Stepping into the crisisThe Covid-19 crisis will be a litmus test of Nepal’s fledgeling federal system.
Nepal has been under lockdown for over two weeks now. It may be the unprecedented scale of the contagion or the lack of trust in our own public healthcare systems, but Nepalis are showing remarkable discipline of social distancing which has helped to contain the spread of the disease. With the elite private health system chickening-out during this crisis, we are finally being haunted by the policy choices we have made. Nobody would know that better than those who have called the shots from Singha Durbar and are now as worried for their loved ones as the rest of us are. Dr Govinda KC may have finally made his point, without skipping a meal.
It isn’t exactly clear to what extent the Covid-19 crisis will affect our economy that was barely recuperating from a decade-long conflict and another decade of instability. But the government has done well to maintain the essential supplies in the market through selective outlets, and commendable coordination between the major importers, retailers and the commercial banks. Nobody is complaining about why the garlic costs have trebled or why hand-sanitisers and masks have suddenly become rare gems—nobody that counts anyways.
Tea-shops, eateries and road-side vendors have remained shut, and thousands of men and women working in the informal sector have already lost their jobs and livelihood due to the unfolding crisis. Those that have run out of cash and supplies in big cities like Kathmandu, Pokhara, Biratnagar and Birgunj, are bundling-up their belongings and making a long painful journey home.
‘Do you think the lockdown will be extended?’, asked Bikram, my next-door neighbour who runs a local barbershop in Dhobighat, Lalitpur. Bikram still has a week’s worth of supplies left. He hasn’t exactly figured out what happens when that runs out. Standing between the fences, I told him the local ward offices are finally collecting the data of wage workers for relief distribution, but he has his reasons for worrying.
A hard-working man from India’s Motihari district in Bihar, Bikram has been running his hair salon for five years. He earns well for himself but has been hit by the crisis, having sent all his savings back to his family for his brother’s wedding. Hundreds of Nepali and Indian migrant worker families walk the cold spring mornings towards the Balkhu and Koteshwor intersection, hoping for a ride back in the ferry trucks that bring in supplies for those of us who can still afford it. Bikram may be forced to join the long march home—sooner rather than later. It is a silently unfolding humanitarian crisis.
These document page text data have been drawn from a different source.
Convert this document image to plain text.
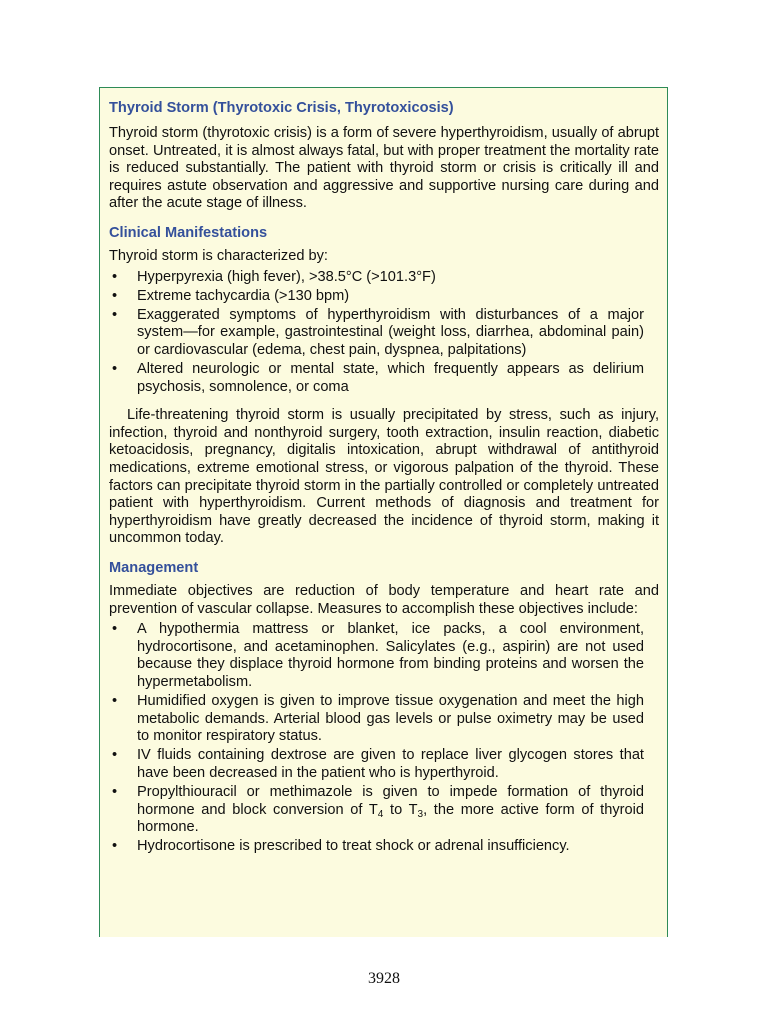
Thyroid Storm (Thyrotoxic Crisis, Thyrotoxicosis)

Thyroid storm (thyrotoxic crisis) is a form of severe hyperthyroidism, usually of abrupt onset. Untreated, it is almost always fatal, but with proper treatment the mortality rate is reduced substantially. The patient with thyroid storm or crisis is critically ill and requires astute observation and aggressive and supportive nursing care during and after the acute stage of illness.

Clinical Manifestations

Thyroid storm is characterized by:

• Hyperpyrexia (high fever), >38.5°C (>101.3°F)
• Extreme tachycardia (>130 bpm)
• Exaggerated symptoms of hyperthyroidism with disturbances of a major system—for example, gastrointestinal (weight loss, diarrhea, abdominal pain) or cardiovascular (edema, chest pain, dyspnea, palpitations)
• Altered neurologic or mental state, which frequently appears as delirium psychosis, somnolence, or coma

Life-threatening thyroid storm is usually precipitated by stress, such as injury, infection, thyroid and nonthyroid surgery, tooth extraction, insulin reaction, diabetic ketoacidosis, pregnancy, digitalis intoxication, abrupt withdrawal of antithyroid medications, extreme emotional stress, or vigorous palpation of the thyroid. These factors can precipitate thyroid storm in the partially controlled or completely untreated patient with hyperthyroidism. Current methods of diagnosis and treatment for hyperthyroidism have greatly decreased the incidence of thyroid storm, making it uncommon today.

Management

Immediate objectives are reduction of body temperature and heart rate and prevention of vascular collapse. Measures to accomplish these objectives include:

• A hypothermia mattress or blanket, ice packs, a cool environment, hydrocortisone, and acetaminophen. Salicylates (e.g., aspirin) are not used because they displace thyroid hormone from binding proteins and worsen the hypermetabolism.
• Humidified oxygen is given to improve tissue oxygenation and meet the high metabolic demands. Arterial blood gas levels or pulse oximetry may be used to monitor respiratory status.
• IV fluids containing dextrose are given to replace liver glycogen stores that have been decreased in the patient who is hyperthyroid.
• Propylthiouracil or methimazole is given to impede formation of thyroid hormone and block conversion of $T_4$ to $T_3$, the more active form of thyroid hormone.
• Hydrocortisone is prescribed to treat shock or adrenal insufficiency.
3928
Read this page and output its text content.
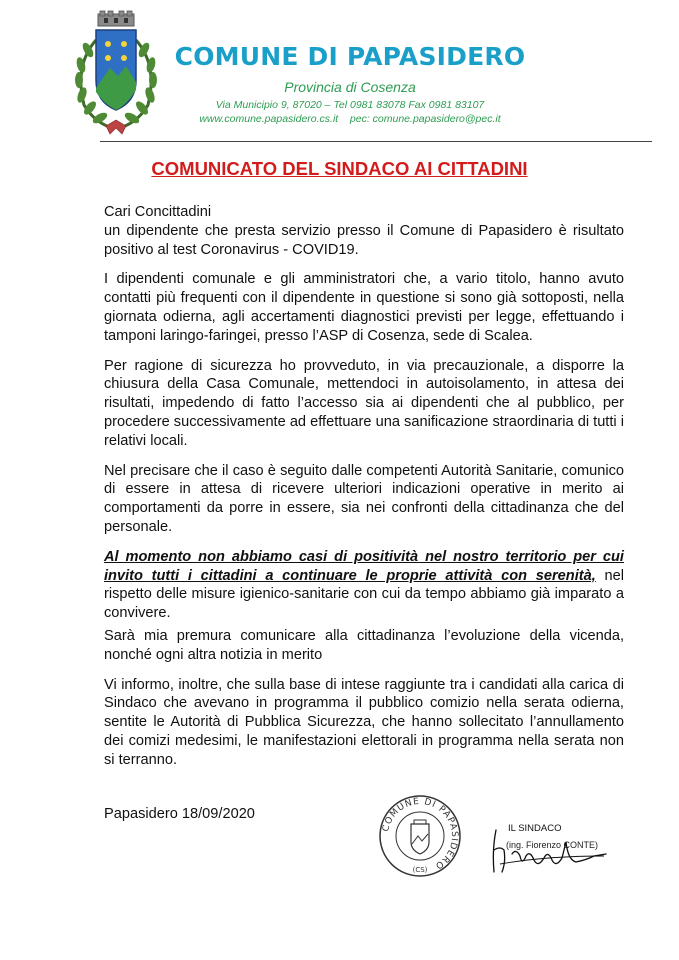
COMUNE DI PAPASIDERO
Provincia di Cosenza
Via Municipio 9, 87020 – Tel 0981 83078 Fax 0981 83107
www.comune.papasidero.cs.it pec: comune.papasidero@pec.it
COMUNICATO DEL SINDACO AI CITTADINI

Cari Concittadini

un dipendente che presta servizio presso il Comune di Papasidero è risultato positivo al test Coronavirus - COVID19.

I dipendenti comunale e gli amministratori che, a vario titolo, hanno avuto contatti più frequenti con il dipendente in questione si sono già sottoposti, nella giornata odierna, agli accertamenti diagnostici previsti per legge, effettuando i tamponi laringo-faringei, presso l’ASP di Cosenza, sede di Scalea.

Per ragione di sicurezza ho provveduto, in via precauzionale, a disporre la chiusura della Casa Comunale, mettendoci in autoisolamento, in attesa dei risultati, impedendo di fatto l’accesso sia ai dipendenti che al pubblico, per procedere successivamente ad effettuare una sanificazione straordinaria di tutti i relativi locali.

Nel precisare che il caso è seguito dalle competenti Autorità Sanitarie, comunico di essere in attesa di ricevere ulteriori indicazioni operative in merito ai comportamenti da porre in essere, sia nei confronti della cittadinanza che del personale.

Al momento non abbiamo casi di positività nel nostro territorio per cui invito tutti i cittadini a continuare le proprie attività con serenità, nel rispetto delle misure igienico-sanitarie con cui da tempo abbiamo già imparato a convivere.

Sarà mia premura comunicare alla cittadinanza l’evoluzione della vicenda, nonché ogni altra notizia in merito

Vi informo, inoltre, che sulla base di intese raggiunte tra i candidati alla carica di Sindaco che avevano in programma il pubblico comizio nella serata odierna, sentite le Autorità di Pubblica Sicurezza, che hanno sollecitato l’annullamento dei comizi medesimi, le manifestazioni elettorali in programma nella serata non si terranno.

Papasidero 18/09/2020
COMUNE DI PAPASIDERO
(CS)
IL SINDACO
(ing. Fiorenzo CONTE)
When Nepal adopted the federal system, it was expected that the government would come closer to the people through elected representatives at the provincial, municipal and ward-level offices. However, more than two years later, all three tiers of government have been caught unprepared to handle the crisis within their respective constituencies. This is glaring in the federal government’s mismanagement and alleged misappropriation over the purchase of emergency medical supplies from China, as well as in the tragic images of the returnee population being abandoned at the Nepal-India border. The failure to immediately establish functioning quarantine facilities along all major border-points, in anticipation of the returning migrant population, is not only on the federal government. It exposes the incapability of the provinces to proactively step into their territorial jurisdiction.
As the risk of infection spreads into remote areas, it will further expose our local governments or the lack of it. Rural municipalities with sparse settlements will struggle to handle cases of complex viral infections with modest facilities and an insufficient number of health professionals. There will also be increased pressure on the municipal governments to provide relief to the economically vulnerable population. There are already reports of localised conflict over relief distribution, that will test local security and governance across various municipalities.
When the news of the disease outbreak and deaths came out of China, nobody expected it to spread as rapidly as it did. But, Covid-19 has exposed our vulnerabilities and the limitations of human civilisation to cope with crises like never before. Even as we live through the pandemic, the economically interdependent and geopolitically volatile world order may not change much, as global superpowers are caught between hard choices of collaborating and competing. But, it does provide an opportunity for governments, especially in developing countries, to rethink their own priorities.
Having lived through the 2015 earthquake, Nepal should be hopeful. But it must know the limitations of external support, as well as the importance of investing in strengthening local capacities and preparedness. Our political bosses should have known by now—when the disaster strikes, it does not discriminate between the classes and the masses. As the number of infected in Nepal nears the double-digits, all three governments should proactively step into their jurisdiction, take necessary policy decisions and collaborate among themselves, and make the best use of available resources to serve and protect their population. It is a litmus test for Nepal’s fledgeling federal system.